SP : L'avantage c'est que le cinéma d'animation est très sollicité, on l'achète beaucoup plus. Elles sont nombreuses les chaines de télévisions qui réclament des films d'animation africains mais malheureusement il n'y a pas assez de productions dans ce sens. Concernant notre présente série « Afrogames » sur laquelle nous travaillons, plusieurs chaines nous ont déjà contactés pour savoir quand est-ce qu'elle sort mais nous sommes confrontés au problème de moyens. Cette manifestation d'intérêt nous encourage cependant à redoubler d'efforts dans la quête de moyens nécessaires pour sa production parce que nous avons la certitude qu'elle va bien se vendre dès sa sortie.

(S) : Parlant de votre association, quelles sont les actions de l'ABCA depuis sa création en 2009 pour la promotion de ce genre au Burkina Faso?

Disons que l'ABCA a pour objectifs entre autres de favoriser les échanges sur les films d'Animation avec des associations d'autres pays du monde à travers des festivals, des formations et des rencontres. Aussi, de servir de cadre de formation artistique à un nombre encore plus important d'enfants défavorisés, et d'accompagner les jeunes réalisateurs en voie de professionnalisation. En termes d'acquis il y a que nous organisons chaque année à l'occasion de la journée mondiale du cinéma d'animation le 28 octobre des projections en plein air afin de présenter les films africains et surtout ceux burkinabè. En dehors de ce cadre il y a la production des films. « ZoZo » dont je suis l'auteur est notre première production datant de 2009. Nous sommes présentement sur la série « Afrogames ».Nous avons aussi le film «Pawit Raogo et la vieille menteuse ». Nous avons également entre deux productions majeures, beaucoup de petits films à l'interne en dessin et en stop motion. Pendant les vacances nous donnons régulièrement des formations gratuites aux enfants désireux d'apprendre comment fabriquer un film d'animation. Il en est de même chaque 28 octobre à l'Institut français.

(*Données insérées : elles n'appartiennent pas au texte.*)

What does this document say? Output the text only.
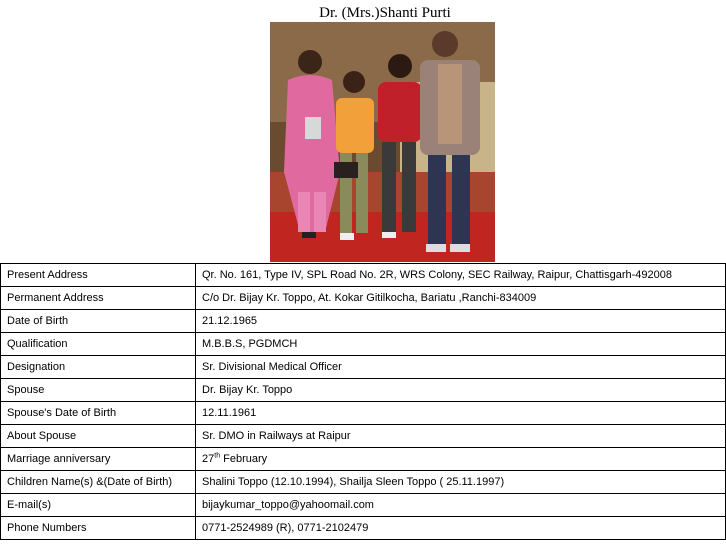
Dr. (Mrs.)Shanti Purti
Present Address	Qr. No. 161, Type IV, SPL Road No. 2R, WRS Colony, SEC Railway, Raipur, Chattisgarh-492008
Permanent Address	C/o Dr. Bijay Kr. Toppo, At. Kokar Gitilkocha, Bariatu ,Ranchi-834009
Date of Birth	21.12.1965
Qualification	M.B.B.S, PGDMCH
Designation	Sr. Divisional Medical Officer
Spouse	Dr. Bijay Kr. Toppo
Spouse's Date of Birth	12.11.1961
About Spouse	Sr. DMO in Railways at Raipur
Marriage anniversary	27th February
Children Name(s) &(Date of Birth)	Shalini Toppo (12.10.1994), Shailja Sleen Toppo ( 25.11.1997)
E-mail(s)	bijaykumar_toppo@yahoomail.com
Phone Numbers	0771-2524989 (R), 0771-2102479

(S) : Quels sont les projets majeurs de l'association pour l'avenir ?

Nous avons en perspectives la création d'un centre de formation professionnelle en cinéma d'animation, la mise en place au Faso d'un festival international de film d'animation, etc. Mais actuellement nous avons notre campagne qui est lancée pour notre série « Afrogames » sur le site www.indiegogo.com/projects/afrogames-burkina-animated#home Nous sommes présentement à 2400 dollars et nous espérons que les gens continuerons à investir pour que le deuxième épisode voit très prochainement le jour.